"Yang Mulia Harrison. Apa yang Anda lakukan di sini?" tanya sosok vampir dewasa sambil memberikan hormat yang diikuti oleh sepuluh orang pria di belakangnya.
"Bukankah itu kepala keamanan Kastel Haltz, Vero de Haltz!?" ucap para vampir penyerang menyadari siapa yang datang.
"Ah... rupanya kau, Vero. Hampir saja aku membunuhmu karena mengganggu waktu bermainku," jawab Rai seraya menoleh, membuatnya Vero yang melihatnya langsung gemetar.
Bagaimana tidak? Dia sangat tahu arti dari iris merah darah ini, aura membunuh ini, dan seringai yang menakutkan. Saat ini, Rai sedang benar-benar marah. Senyuman di wajahnya bukan senyuman yang hangat. Itu adalah senyuman kematian.
"Maafkan hamba, Yang Mulia," balas Vero membungkuk hormat diikuti oleh para prajuritnya yang juga terlihat gemetar.
"Aku jadi kehilangan selera untuk bermain," ujar Rai.
"Ck!
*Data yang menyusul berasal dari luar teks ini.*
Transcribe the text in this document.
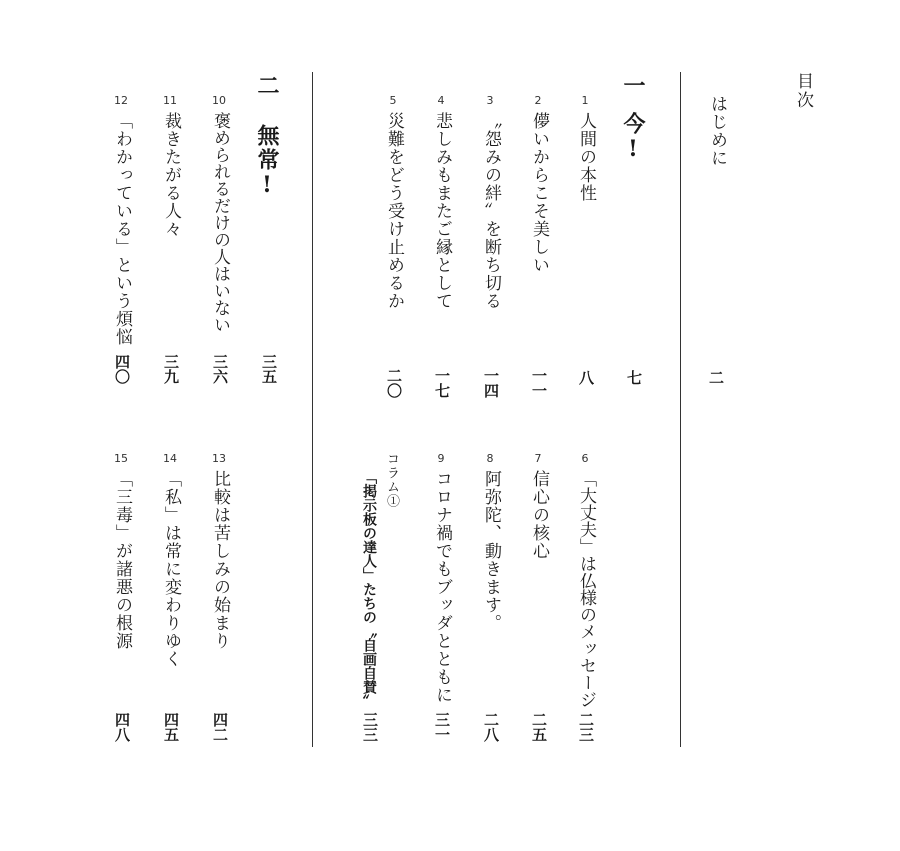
目次
はじめに
二
一今!
七
1
人間の本性
八
2
儚いからこそ美しい
一一
3
〝怨みの絆〟を断ち切る
一四
4
悲しみもまたご縁として
一七
5
災難をどう受け止めるか
二〇
6
「大丈夫」は仏様のメッセージ
二三
7
信心の核心
二五
8
阿弥陀、動きます。
二八
9
コロナ禍でもブッダとともに
三一
コラム①
「掲示板の達人」たちの〝自画自賛〟
三三
二無常!
三五
10
褒められるだけの人はいない
三六
11
裁きたがる人々
三九
12
「わかっている」という煩悩
四〇
13
比較は苦しみの始まり
四二
14
「私」は常に変わりゆく
四五
15
「三毒」が諸悪の根源
四八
Kenapa aku harus bertemu dengannya saat seperti ini," batin Vero menyadari nyawanya yang terancam.
"Bisa kau bereskan ini, Vero?" Rai menunjuk dua tubuh vampir tanpa kepala.
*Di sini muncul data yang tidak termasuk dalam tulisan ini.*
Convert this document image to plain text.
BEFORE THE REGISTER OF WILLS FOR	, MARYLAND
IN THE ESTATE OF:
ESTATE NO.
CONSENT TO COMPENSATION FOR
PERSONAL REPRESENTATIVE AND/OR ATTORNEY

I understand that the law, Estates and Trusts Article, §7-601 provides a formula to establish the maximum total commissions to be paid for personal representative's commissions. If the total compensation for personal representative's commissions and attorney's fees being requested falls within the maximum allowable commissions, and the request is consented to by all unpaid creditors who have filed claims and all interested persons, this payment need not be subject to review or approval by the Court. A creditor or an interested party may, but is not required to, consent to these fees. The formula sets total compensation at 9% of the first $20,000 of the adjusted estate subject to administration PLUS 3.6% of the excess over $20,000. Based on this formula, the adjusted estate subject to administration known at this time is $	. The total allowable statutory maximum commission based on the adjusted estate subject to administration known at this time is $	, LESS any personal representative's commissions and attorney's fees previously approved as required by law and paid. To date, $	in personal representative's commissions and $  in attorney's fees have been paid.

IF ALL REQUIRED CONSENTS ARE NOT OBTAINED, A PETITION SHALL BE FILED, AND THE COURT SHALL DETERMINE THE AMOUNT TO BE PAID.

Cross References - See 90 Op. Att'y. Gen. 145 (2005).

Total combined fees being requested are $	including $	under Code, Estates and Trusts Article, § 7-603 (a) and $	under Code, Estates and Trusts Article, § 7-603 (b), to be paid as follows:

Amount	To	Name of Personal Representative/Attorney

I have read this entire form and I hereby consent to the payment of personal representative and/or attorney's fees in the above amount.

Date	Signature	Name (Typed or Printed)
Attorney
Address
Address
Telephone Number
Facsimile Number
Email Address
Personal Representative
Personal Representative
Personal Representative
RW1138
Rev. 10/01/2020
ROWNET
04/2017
Vero mengangkat wajahnya, namun seketika ia langsung terkejut. "Ada apa ini Yang Mulia, kenapa ada...? Apa Anda diserang, Yang Mulia!?" tanyanya panik.
"Aku? Diserang? Yang benar saja," balasnya angkuh. "Anak ini yang diserang. Aku hanya sedang bermain," tambahnya seraya menunjuk ke arah Al.
Vero langsung mengedarkan pandangannya dan melihat sosok Albert dengan tubuh penuh luka-luka.
"Anak itu!" serunya. "Yang Mulia, jangan dekat-dekat dengan anak itu! Dia vampir hibrida! Dia menjijikkan! Dia aib bagi bangsa vampir! Yang Mulia harus membunuhnya! Vampir hibrida ini pantas ma—“
"Sshhh... kau banyak bicara," sela Rai yang kini sudah duduk di pundak Vero, dan menggoreskan kuku tajam miliknya ke lehernya.
"Berapa kali kau menyebutnya, hmm? Vampir... hibrida...?" tanya Rai sambil menggoreskan kuku miliknya lebih dalam.
"D-d-dua... kali," balas Vero gemetar.
Para prajurit yang melihatnya hanya bisa memejamkan mata dan mengalihkan pandangan. Ini benar-benar akhir bagi Vero. Vampir ini sudah lancang dan dia akan mati.
"Kau tahu benar siapa aku, tapi lancang sekali kau menyuruhku untuk membunuhnya," ucap Rai.
"Ini adalah kesalahanku, Yang Mulia. Aku bersalah," ucap Vero.
Rai langsung meloncat turun dan menghampiri Albert. "Tentu ini kesalahanmu. Memang kau kira ini kesalahan vampir kecil itu?" ujarnya menunjuk Al.
"Ingat baik-baik, Vero. Hanya aku yang boleh memanggilnya vampir hibrida, dan dia adalah milikku sekarang. Tidak ada yang boleh memerintahnya selain aku. Untuk kali ini, aku memaafkanmu," tambahnya.
Albert melihat Rai dengan wajah kebingungan. Dia menerka-nerka siapa sebenarnya vampir kecil di hadapannya ini. “Vampir kecil ini, dia sepertinya bukan vampir biasa,” batin Al.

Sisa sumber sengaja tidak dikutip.